Summary trials are most effective when many of the facts are not in dispute, or where those facts that are in dispute can be determined by independent evidence such as documents, or evidence of neutral witnesses. A summary trial may reduce court time in costs when used in the right case.
On the other hand, where the case turns on the credibility of certain witnesses, a summary trial may not be effective.
I have noticed that quite a few Wills Variation Act cases are being decided on the basis of affidavit evidence at summary trials. Some Wills Variation Act cases seem to lend themselves well to summary trials.
I was curious as to how often summary trial are used in Wills Variation Act cases. I searched the B.C. Superior Court websites for cases decided in the Supreme Court of British Columbia for 2008, 2009, 2010. I found 27 cases. 12 were summary trials, and 15 were conventional trials (two of which were heard together).
I have listed the cases, and the number of days of trial for each below:
Wills Variation Act cases determined by summary trials during 2008 - 2010:
Hutchison v. Weidman Estate 2010 BCSC 1356 (1 day);
Haegedorn v. Haegedorn, 2010 BCSC 836 (1day);
Smith v. Smith, 2009 BCSC 1737 (1 day);
Gould v. Royal Trust Corp. of Canada, 2009 BCSC 1528 (4 days);
Martinson v. Anniko, 2009 BCSC 1104 (1 day);
Waldman v. Blumes, 2009 BCSC 1012 (4days);
Viberg v. Viberg, 2009 BCSC 27 (2 days);
MacKinlay v. MacKinlay Estate 2008 BCSC 994 (2 days);
Tomlyn v. Kennedy, 2008 BCSC 331 (1 day);
Crowley v. Walkhouse, 2008 BCSC 319 (1 day);
Graham v. Chalmers, 2008 BCSC 1246 (1 day);
Fuller v. Fuller Estate, 2008 BCSC 702 (1 day).

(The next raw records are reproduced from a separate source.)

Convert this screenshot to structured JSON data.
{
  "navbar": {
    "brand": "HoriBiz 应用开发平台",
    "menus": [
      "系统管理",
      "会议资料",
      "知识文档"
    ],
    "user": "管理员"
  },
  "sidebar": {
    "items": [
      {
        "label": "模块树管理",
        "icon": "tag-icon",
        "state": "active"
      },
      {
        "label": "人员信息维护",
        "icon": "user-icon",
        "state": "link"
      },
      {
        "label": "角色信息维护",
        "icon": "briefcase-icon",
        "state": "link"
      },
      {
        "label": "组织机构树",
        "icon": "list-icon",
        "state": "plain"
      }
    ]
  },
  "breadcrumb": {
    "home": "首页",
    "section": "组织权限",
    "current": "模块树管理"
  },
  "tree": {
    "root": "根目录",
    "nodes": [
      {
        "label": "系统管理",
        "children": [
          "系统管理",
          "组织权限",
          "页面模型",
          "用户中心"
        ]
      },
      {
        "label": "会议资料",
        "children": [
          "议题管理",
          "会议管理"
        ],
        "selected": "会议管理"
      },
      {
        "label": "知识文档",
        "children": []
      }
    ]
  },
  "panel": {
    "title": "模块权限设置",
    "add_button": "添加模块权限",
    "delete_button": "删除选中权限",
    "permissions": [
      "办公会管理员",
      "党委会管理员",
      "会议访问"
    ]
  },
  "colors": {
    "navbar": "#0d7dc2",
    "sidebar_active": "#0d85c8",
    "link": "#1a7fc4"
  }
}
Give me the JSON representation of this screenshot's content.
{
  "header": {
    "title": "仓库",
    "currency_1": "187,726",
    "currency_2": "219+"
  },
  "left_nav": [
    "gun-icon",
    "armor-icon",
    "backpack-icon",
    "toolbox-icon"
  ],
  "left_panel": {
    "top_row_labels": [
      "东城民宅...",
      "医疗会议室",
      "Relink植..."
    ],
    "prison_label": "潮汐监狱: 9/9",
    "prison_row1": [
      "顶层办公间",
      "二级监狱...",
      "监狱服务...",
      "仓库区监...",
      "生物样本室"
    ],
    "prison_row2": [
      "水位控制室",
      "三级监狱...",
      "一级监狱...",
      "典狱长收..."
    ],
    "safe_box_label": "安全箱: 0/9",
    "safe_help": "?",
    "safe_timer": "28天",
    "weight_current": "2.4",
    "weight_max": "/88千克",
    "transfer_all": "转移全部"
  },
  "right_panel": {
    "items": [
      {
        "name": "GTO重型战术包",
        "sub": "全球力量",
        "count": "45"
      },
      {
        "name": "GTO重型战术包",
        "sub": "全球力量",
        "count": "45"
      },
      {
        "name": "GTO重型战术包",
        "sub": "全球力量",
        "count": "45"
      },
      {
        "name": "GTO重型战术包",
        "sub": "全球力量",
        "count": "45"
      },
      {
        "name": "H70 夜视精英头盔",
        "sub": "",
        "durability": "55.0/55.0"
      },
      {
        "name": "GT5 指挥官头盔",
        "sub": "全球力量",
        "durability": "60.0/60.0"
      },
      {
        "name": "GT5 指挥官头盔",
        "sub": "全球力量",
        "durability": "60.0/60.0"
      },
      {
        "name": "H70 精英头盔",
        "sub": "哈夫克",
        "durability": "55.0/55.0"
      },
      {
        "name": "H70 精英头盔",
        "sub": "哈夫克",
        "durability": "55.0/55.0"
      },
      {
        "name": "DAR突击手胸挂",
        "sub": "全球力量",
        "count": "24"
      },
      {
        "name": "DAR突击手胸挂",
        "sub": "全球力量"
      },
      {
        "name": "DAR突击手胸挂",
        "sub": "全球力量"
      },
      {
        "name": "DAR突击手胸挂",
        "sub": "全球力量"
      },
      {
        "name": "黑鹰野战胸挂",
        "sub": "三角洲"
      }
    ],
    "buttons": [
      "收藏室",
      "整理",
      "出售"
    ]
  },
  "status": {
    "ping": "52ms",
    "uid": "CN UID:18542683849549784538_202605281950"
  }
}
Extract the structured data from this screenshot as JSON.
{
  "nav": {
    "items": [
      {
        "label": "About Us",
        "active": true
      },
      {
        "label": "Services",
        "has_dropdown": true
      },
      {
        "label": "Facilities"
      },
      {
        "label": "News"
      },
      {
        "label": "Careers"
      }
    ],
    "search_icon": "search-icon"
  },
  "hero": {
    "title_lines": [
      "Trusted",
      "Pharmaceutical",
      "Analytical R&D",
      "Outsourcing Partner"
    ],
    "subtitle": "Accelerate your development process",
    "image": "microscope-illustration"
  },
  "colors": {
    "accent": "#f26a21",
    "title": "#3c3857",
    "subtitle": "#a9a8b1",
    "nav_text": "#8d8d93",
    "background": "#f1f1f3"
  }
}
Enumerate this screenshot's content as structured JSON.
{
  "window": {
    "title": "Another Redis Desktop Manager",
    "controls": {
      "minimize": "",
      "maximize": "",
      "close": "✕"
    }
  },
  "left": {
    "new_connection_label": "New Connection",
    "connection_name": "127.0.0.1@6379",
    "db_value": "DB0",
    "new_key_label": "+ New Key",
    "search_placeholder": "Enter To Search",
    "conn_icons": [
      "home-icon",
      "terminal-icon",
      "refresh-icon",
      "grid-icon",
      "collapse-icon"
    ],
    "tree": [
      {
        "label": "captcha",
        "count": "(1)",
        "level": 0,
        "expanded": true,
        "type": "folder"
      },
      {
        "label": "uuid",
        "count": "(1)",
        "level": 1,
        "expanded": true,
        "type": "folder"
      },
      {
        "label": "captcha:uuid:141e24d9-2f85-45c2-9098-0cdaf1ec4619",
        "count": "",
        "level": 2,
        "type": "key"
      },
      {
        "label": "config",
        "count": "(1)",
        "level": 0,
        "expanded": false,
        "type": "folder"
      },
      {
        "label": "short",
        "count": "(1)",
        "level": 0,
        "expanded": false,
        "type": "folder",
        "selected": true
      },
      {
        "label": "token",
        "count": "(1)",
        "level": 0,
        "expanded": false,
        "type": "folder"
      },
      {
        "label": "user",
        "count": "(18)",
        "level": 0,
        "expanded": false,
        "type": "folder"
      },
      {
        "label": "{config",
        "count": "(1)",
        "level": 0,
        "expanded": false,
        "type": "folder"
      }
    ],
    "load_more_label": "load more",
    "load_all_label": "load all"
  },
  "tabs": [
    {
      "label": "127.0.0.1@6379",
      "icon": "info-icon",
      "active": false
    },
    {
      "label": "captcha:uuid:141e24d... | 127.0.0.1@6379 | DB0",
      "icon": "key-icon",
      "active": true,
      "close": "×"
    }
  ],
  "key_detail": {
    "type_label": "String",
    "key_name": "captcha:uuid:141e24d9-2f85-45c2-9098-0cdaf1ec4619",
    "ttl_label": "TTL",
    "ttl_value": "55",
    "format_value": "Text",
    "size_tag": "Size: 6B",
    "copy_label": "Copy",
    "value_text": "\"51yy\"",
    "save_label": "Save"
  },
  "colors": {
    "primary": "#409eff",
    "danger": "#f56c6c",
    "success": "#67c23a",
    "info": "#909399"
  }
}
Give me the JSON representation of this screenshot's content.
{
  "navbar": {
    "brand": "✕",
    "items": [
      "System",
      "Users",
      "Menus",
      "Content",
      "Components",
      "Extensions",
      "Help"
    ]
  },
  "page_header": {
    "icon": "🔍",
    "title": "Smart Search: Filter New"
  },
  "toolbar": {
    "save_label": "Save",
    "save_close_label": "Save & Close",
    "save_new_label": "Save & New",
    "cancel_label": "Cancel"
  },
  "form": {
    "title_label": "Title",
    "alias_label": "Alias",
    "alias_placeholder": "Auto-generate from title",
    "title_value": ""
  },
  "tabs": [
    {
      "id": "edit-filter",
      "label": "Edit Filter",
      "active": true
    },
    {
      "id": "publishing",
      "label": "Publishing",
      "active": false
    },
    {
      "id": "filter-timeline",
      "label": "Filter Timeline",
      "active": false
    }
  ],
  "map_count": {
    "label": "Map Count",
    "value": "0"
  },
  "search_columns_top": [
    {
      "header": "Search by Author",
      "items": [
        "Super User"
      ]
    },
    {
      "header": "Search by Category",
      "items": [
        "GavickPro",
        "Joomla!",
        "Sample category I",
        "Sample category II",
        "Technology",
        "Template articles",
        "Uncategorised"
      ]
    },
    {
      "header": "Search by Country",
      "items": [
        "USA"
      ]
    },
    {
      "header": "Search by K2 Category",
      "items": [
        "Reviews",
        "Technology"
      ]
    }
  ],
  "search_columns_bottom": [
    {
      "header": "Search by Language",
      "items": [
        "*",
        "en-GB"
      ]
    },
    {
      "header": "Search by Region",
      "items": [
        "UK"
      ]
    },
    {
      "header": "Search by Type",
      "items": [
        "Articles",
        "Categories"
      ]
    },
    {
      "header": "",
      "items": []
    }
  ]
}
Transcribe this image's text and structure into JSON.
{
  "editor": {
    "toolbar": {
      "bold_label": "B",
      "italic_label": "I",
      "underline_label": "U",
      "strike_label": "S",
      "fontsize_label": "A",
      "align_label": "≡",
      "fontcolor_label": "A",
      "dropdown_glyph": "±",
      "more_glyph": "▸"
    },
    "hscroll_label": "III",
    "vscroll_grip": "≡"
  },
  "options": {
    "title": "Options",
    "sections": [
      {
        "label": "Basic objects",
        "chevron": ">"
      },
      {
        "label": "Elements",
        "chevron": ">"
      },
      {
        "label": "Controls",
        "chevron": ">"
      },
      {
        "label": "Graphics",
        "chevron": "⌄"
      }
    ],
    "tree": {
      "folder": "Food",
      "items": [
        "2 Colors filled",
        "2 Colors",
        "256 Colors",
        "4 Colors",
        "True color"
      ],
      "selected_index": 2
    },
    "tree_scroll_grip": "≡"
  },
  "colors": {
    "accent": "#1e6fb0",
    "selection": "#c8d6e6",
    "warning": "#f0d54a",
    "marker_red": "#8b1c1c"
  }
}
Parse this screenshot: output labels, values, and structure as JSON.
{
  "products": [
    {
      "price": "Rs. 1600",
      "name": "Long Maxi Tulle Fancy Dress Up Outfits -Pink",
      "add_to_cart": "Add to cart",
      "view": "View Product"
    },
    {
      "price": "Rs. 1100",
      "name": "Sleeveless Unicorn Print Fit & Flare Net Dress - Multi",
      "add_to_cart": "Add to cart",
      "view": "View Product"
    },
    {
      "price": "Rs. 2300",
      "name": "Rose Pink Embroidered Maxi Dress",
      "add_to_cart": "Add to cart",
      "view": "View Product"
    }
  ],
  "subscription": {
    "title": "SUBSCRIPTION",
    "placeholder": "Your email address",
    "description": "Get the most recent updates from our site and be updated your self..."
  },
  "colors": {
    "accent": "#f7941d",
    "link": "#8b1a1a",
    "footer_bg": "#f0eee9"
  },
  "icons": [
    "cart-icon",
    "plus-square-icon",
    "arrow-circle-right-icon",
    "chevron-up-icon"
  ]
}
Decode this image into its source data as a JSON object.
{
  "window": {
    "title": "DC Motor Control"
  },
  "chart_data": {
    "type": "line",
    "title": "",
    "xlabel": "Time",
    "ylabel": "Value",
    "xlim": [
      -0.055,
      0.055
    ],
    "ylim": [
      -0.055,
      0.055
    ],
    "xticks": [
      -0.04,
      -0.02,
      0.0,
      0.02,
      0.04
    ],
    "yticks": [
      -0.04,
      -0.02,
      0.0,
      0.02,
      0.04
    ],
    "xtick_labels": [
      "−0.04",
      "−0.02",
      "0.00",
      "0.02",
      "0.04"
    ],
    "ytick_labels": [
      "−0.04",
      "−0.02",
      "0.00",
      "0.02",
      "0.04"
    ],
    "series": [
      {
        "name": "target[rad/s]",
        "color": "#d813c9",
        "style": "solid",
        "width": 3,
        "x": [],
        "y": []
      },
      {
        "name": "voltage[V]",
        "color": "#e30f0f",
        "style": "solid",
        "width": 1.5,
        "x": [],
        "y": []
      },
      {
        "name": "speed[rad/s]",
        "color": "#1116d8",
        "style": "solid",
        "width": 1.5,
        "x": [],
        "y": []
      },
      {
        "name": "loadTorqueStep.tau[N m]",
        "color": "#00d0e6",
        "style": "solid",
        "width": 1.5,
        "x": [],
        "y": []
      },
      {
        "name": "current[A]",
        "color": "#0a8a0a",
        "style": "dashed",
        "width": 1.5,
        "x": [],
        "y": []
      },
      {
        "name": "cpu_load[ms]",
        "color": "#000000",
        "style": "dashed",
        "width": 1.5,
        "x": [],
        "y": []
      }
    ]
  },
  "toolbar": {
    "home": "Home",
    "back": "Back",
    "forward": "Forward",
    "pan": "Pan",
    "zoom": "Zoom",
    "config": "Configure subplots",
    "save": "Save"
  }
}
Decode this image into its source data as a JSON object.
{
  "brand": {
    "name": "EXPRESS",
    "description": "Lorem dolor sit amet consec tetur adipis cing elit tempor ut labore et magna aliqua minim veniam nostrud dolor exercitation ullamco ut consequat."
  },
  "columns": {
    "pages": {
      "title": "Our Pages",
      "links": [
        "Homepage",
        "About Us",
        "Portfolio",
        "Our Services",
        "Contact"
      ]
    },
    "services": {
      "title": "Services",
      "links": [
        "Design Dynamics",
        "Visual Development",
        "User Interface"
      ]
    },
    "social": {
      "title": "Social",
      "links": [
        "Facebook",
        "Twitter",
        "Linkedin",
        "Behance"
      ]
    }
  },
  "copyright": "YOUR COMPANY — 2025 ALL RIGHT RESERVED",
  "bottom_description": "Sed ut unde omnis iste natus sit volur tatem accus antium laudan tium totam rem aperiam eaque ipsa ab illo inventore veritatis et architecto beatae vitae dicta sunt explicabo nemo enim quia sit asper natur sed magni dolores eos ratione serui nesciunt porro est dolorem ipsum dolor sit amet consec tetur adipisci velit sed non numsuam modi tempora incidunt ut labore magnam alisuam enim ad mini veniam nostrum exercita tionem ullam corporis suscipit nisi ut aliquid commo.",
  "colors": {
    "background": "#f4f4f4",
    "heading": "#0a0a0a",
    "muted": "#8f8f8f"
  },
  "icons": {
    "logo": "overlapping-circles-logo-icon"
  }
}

Wills Variation Act determined by conventional trials during 2008-2010:
Atwal v. Atwal , 2010 BCSC 1261 (20 days);
Nightingale v. Hepting, 2010 BCSC 1214 (3 days);
Mawdsley v. Meshen, 2010 BCSC 1099 (8 days);
Schipper v. De Lange, 2010 BCSC 1067 (4 days);
Hall v. Dow, 2010 BCSC 529 and Hall v. Hall, 2010 BCSC 528 (6 days heard together);
McBride v. Voth, 2010 BCSC 443 (6 days);
Rose v. Bloomfield, 2010 BCSC 315 (3 days);
Mazur v. Berg, 2009 BCSC 1770 (5 days);
Lamoureaux v. Kalyk, 2009 BCSC 584 (8 days);
Todd v. Walker, 2009 BCSC 677 (4 days);
Sikora v. Sikora Estate, 2009 BCSC 195 (5 days);
Petrie v. Burnett, 2008 BCSC 1503 (6 days);
K.D.M.B. v. Taylor, 2008 BCSC 1498 (5 days);
Stone v. Campbell, 2008 BCSC 1518 (5 days).
It should be noted that some of these decision involved other issues in addition to a Wills Variation Act claim, which will tend to lengthen the trial.